Tags: Spherion Corp.

Question-and-Answer Session

Operator

Thank you. (Operators Instructions). Our first question is from Jeff Silber. Please state your company name.

Jeff Silber

Thanks. It' s Jeff Silber with BMO Capital Markets. Mark, I was hoping to get a little bit more color on your guidance, if you can give us any detail by segment that would be helpful? Thanks.

Mark Smith

All right Jeff, we’ll certainly do that. It’s a little bit more complicated than in the past just because of the acquisitions. So I will walk through this thing and if we need to follow up at all, I would be happy to do that. So let me start with revenue and work through margins and SG&A. So, just top line at the high end of our revenue guidance is 600. We'd see sequential growth of 3% and year-over-year growth of 30%.

Let us talk about the 30%, the total company the 30% would reflect organic growth of 3% combined with acquisition additions or acquisition growth of about 115 to 120 million.

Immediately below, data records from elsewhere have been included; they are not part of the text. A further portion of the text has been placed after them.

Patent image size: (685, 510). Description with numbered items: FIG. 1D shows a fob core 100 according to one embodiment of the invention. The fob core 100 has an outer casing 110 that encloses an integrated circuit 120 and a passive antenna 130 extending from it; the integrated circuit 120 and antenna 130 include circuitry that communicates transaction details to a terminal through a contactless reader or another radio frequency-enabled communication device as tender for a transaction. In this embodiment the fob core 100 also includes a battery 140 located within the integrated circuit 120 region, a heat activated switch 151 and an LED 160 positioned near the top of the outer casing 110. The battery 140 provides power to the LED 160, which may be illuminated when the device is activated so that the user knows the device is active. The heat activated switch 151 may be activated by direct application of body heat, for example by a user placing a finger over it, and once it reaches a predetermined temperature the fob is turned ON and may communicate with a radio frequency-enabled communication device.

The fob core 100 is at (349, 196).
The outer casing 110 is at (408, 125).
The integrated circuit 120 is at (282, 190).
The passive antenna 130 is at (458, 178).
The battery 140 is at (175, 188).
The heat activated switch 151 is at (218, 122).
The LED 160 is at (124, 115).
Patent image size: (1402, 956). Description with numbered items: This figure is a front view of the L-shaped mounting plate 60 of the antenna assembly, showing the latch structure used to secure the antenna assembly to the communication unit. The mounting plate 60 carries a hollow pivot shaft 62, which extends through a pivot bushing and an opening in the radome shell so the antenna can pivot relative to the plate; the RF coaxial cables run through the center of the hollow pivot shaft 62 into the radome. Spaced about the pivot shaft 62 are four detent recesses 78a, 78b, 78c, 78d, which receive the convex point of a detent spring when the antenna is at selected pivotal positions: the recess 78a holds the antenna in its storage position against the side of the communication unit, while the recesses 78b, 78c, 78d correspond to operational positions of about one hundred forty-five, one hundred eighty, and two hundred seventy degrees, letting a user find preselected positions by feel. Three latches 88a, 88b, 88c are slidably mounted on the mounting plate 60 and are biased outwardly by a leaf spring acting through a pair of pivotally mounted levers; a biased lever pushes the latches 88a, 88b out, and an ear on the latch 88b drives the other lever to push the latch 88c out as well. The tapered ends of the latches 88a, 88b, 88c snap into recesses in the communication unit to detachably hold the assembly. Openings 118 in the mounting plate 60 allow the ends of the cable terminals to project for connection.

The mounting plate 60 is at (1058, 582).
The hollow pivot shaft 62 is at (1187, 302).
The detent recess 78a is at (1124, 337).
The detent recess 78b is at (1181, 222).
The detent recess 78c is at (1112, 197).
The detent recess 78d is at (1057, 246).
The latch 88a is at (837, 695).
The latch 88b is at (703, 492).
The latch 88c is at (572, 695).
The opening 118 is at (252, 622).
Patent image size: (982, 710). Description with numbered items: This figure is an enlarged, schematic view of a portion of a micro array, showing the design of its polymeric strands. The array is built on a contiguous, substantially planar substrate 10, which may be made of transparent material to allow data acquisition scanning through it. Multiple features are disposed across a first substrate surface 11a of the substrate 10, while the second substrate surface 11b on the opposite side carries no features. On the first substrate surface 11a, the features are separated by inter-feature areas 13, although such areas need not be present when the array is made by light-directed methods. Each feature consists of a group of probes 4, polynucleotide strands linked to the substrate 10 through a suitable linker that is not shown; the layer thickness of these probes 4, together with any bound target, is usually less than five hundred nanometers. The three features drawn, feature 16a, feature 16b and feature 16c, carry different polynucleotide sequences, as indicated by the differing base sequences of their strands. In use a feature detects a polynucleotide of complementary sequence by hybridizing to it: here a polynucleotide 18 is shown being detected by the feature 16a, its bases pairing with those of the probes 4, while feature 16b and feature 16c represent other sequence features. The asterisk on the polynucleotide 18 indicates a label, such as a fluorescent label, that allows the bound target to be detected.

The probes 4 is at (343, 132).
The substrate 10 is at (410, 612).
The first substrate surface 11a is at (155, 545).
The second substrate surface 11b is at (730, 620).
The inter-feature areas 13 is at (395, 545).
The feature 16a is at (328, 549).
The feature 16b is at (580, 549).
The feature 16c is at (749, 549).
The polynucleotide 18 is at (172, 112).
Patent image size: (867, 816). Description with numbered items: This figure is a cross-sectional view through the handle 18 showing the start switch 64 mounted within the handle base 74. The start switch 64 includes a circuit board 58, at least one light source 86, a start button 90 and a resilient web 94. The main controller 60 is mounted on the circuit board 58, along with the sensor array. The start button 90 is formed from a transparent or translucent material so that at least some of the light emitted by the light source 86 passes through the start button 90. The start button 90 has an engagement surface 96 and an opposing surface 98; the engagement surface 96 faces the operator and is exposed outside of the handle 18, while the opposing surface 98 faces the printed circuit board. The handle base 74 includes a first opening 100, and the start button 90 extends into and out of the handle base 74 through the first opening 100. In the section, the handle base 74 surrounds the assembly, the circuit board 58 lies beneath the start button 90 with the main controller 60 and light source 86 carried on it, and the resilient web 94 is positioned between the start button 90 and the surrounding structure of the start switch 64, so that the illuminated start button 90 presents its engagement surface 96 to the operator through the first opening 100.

Let me talk about each segments then year-over-year revenue at the high end of the range for staffing services would reflect mid single-digit organic growth and about 40 million of acquisition growth. Year-over-year revenue at the high end of the range for professional services would reflect flat organic revenue due to the recent completion of a large IT project and our base Spherion business combined was about $75 million of acquisition related additions for growth.

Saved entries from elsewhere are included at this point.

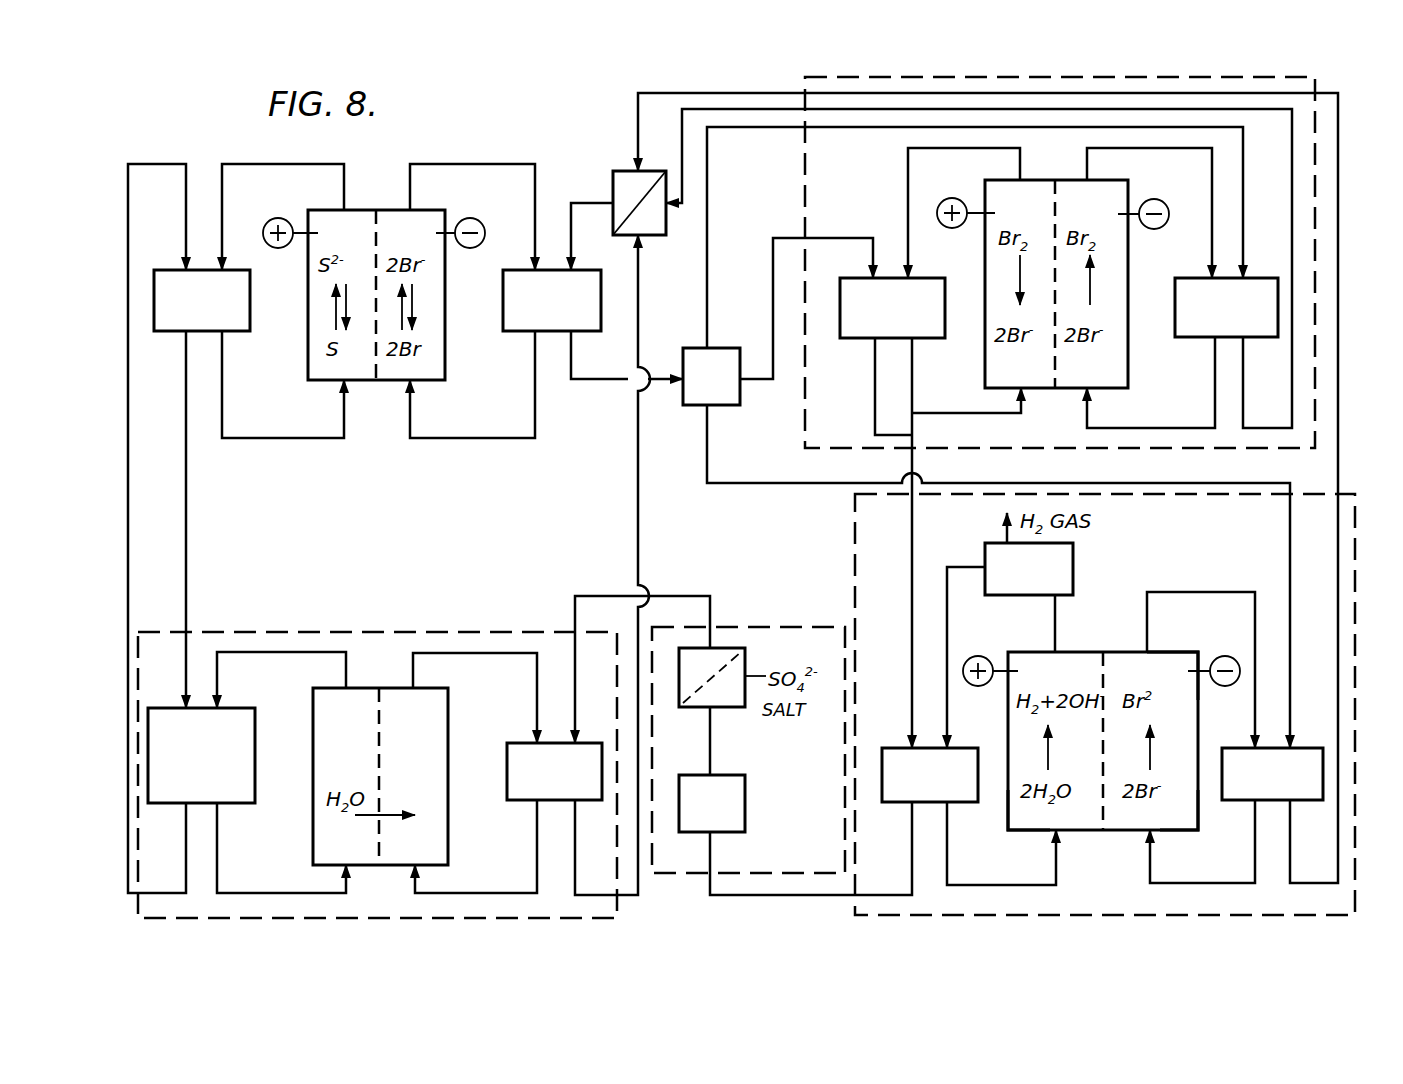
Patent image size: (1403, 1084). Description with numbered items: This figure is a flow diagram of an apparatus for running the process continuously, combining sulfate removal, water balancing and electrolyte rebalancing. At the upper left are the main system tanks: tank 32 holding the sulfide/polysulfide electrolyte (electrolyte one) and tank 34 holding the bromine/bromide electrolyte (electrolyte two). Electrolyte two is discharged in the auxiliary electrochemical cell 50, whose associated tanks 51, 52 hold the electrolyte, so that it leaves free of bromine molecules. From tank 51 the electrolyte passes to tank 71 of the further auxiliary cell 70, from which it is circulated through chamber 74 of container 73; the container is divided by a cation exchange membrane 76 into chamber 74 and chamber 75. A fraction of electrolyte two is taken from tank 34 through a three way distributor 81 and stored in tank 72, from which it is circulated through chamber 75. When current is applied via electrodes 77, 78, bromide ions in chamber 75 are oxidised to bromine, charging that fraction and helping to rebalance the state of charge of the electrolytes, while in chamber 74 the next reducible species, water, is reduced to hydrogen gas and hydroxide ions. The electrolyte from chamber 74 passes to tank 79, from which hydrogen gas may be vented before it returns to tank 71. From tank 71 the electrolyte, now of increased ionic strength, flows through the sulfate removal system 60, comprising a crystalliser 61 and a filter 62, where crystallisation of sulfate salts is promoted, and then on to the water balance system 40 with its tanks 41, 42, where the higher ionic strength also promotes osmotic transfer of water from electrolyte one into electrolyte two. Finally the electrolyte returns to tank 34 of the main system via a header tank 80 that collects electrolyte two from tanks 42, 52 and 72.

The tank 32 is at (176, 314).
The tank 34 is at (542, 314).
The water balance system 40 is at (352, 632).
The tank 41 is at (191, 768).
The tank 42 is at (545, 785).
The auxiliary electrochemical cell 50 is at (1317, 358).
The tank 51 is at (883, 321).
The tank 52 is at (1217, 321).
The sulfate removal system 60 is at (740, 627).
The crystalliser 61 is at (745, 800).
The filter 62 is at (733, 710).
The further auxiliary cell 70 is at (855, 540).
The tank 71 is at (920, 788).
The tank 72 is at (1262, 787).
The container 73 is at (1200, 651).
The chamber 74 is at (1008, 820).
The chamber 75 is at (1180, 813).
The cation exchange membrane 76 is at (1100, 668).
The electrode 77 is at (978, 656).
The electrode 78 is at (1225, 686).
The tank 79 is at (1073, 558).
The header tank 80 is at (616, 171).
The three way distributor 81 is at (692, 408).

Sequentially you will see staffing pullback at the high end of the range about 5% just due to our normal seasonal pull back; you see that with our numbers all the time and profession will be up about 25% primarily due to the addition of fourth quarter of Technisource.

At the low end of our revenue guidance range, I think the only real change you could see is that instead of a 5% pullback in staffing service, maybe we would see a 7 to 8% pullback, which would account for about the $15 million within our guidance range.

Moving on to margins, you will see a 70 to 80 basis point pullback sequentially in overall margins due to SUTA rates resetting at the beginning of the year, just like they always do. And then fully offsetting the SUTA impact on margins on a sequential basis is lower expected first quarter PTO, Paid Time Off and the positive impact that Technisource brings as it comes in with its 27 to 28% average margins compared to our average margin in that 23% impact level. So as such, the only real impact on margins in the first quarter between the low and high point of our range is the impact of mix between temp and perm and between staffing and professional as they grow at different rates.